1. span_40k_lemmas (sample): top 40,000 lemmas, Explanation of columns:

ID

Rank order, 1-40,000. Based on word frequency.

lemma

Again, the "dictionary / headword" entry. This is why was or trabajaba or zapatos would not be included here; they are word forms of the lemmas trabajar and zapato.

PoS

Part of speech. This is the first letter of the codes from https://www.corpusdelespanol.org/web-dial/help/posList.asp

freq

Total frequency

texts # texts (from the total of 2,127,738) in which at least one form of the lemma occurs at least once


2. span_40k_forms.txt (sample): top 40,000 lemmas + words (more than 200,000 forms). Shows the frequency of each word form for each of the top 40,000 lemmas, where the word form occurs at least 1/10,000 of the total lemma frequency. Explanation of columns:

lemID

Same as [ID in #1 above

lemFreq

Same as [freq] in #1 above

lemma

Same as [lemma] in #1 above

PoS

Same as [PoS] in #1 above

wordFreq

The frequency of the individual word forms. The word form must have a frequency at least 5, and its frequency needs to be 1/10,000 the total lemma frequency (for example, if the lemma occurs 83,930 times, the word form must occur at least 9 times). For some lower frequency words, it is possible that not all of the word forms will be listed (but this can often be compensated for by using the data from #3 below)

word

The individual word forms, e.g. {estar, está, estoy, estuvimos}, {seco, seca, secos, secas} or {zapato, zapatos}.

% form

What percentage of the overall lemma frequency is the particular word form, e.g. lemma = 5000 and form = 250, the percentage = 5%.

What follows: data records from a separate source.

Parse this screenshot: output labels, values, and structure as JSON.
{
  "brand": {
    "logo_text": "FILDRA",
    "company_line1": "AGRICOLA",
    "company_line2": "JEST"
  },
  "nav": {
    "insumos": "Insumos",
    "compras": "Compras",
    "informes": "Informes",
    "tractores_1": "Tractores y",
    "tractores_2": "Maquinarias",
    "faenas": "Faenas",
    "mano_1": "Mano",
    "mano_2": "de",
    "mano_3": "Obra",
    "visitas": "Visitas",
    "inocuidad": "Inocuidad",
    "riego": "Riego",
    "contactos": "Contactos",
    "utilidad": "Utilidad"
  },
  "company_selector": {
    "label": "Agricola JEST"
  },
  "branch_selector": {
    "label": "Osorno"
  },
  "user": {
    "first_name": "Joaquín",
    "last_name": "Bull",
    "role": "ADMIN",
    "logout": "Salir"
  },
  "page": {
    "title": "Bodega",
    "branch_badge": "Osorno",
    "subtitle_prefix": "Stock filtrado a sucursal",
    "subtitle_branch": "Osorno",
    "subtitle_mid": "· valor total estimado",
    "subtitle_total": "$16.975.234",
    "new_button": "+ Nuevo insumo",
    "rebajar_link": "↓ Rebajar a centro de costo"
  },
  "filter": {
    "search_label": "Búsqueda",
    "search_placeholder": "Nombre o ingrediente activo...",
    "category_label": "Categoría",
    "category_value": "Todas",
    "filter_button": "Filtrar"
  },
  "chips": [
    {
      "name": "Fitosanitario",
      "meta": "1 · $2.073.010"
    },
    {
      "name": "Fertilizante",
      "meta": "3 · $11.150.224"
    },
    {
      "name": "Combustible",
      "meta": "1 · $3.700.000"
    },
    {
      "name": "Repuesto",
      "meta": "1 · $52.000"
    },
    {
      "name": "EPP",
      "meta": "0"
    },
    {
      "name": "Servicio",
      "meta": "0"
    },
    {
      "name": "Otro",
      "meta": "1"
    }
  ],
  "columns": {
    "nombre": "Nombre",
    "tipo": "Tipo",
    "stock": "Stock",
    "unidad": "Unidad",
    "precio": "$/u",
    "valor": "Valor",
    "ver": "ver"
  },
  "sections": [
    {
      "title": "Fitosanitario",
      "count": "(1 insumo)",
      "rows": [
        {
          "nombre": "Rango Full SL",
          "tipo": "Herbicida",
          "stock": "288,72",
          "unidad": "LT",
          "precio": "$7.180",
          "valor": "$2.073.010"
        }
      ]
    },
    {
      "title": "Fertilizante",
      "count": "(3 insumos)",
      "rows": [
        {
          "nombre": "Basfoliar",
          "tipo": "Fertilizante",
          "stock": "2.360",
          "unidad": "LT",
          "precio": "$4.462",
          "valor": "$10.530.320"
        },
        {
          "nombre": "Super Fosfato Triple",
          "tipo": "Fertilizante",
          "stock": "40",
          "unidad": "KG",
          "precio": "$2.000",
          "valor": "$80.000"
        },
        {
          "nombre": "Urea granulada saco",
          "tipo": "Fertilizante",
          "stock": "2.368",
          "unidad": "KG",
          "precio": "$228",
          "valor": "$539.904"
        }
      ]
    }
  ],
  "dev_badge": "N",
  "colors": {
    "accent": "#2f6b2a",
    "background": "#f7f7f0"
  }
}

3. span_200k.txt (sample): top ~200,000 word forms. This includes all word forms that occur in at least five different texts (so a strange name that occurs in just 1 or 2 of the 2,127,738 texts wouldn't be included).

ID

Same as [ID] in #1 above, but this time applied just to the word form.

word

The word form

freq

Same as [freq] in #1 above (but obviously for the individual word form, rather than lemma). .

#texts

The number of the 2,127,738 texts in which the lemma occurs at least one time. Due to the difficulty in calculating this for the top 9-10 words, we simply use 2,100,000 instead of the actual number of texts from the 2,127,738 texts total

%caps

The percentage of [freq] that are capitalized. This can often be be used to distinguish between proper nouns (capitalized) and common nouns (not capitalized), and this is particularly useful in a list like this, where there is no indication of part of speech.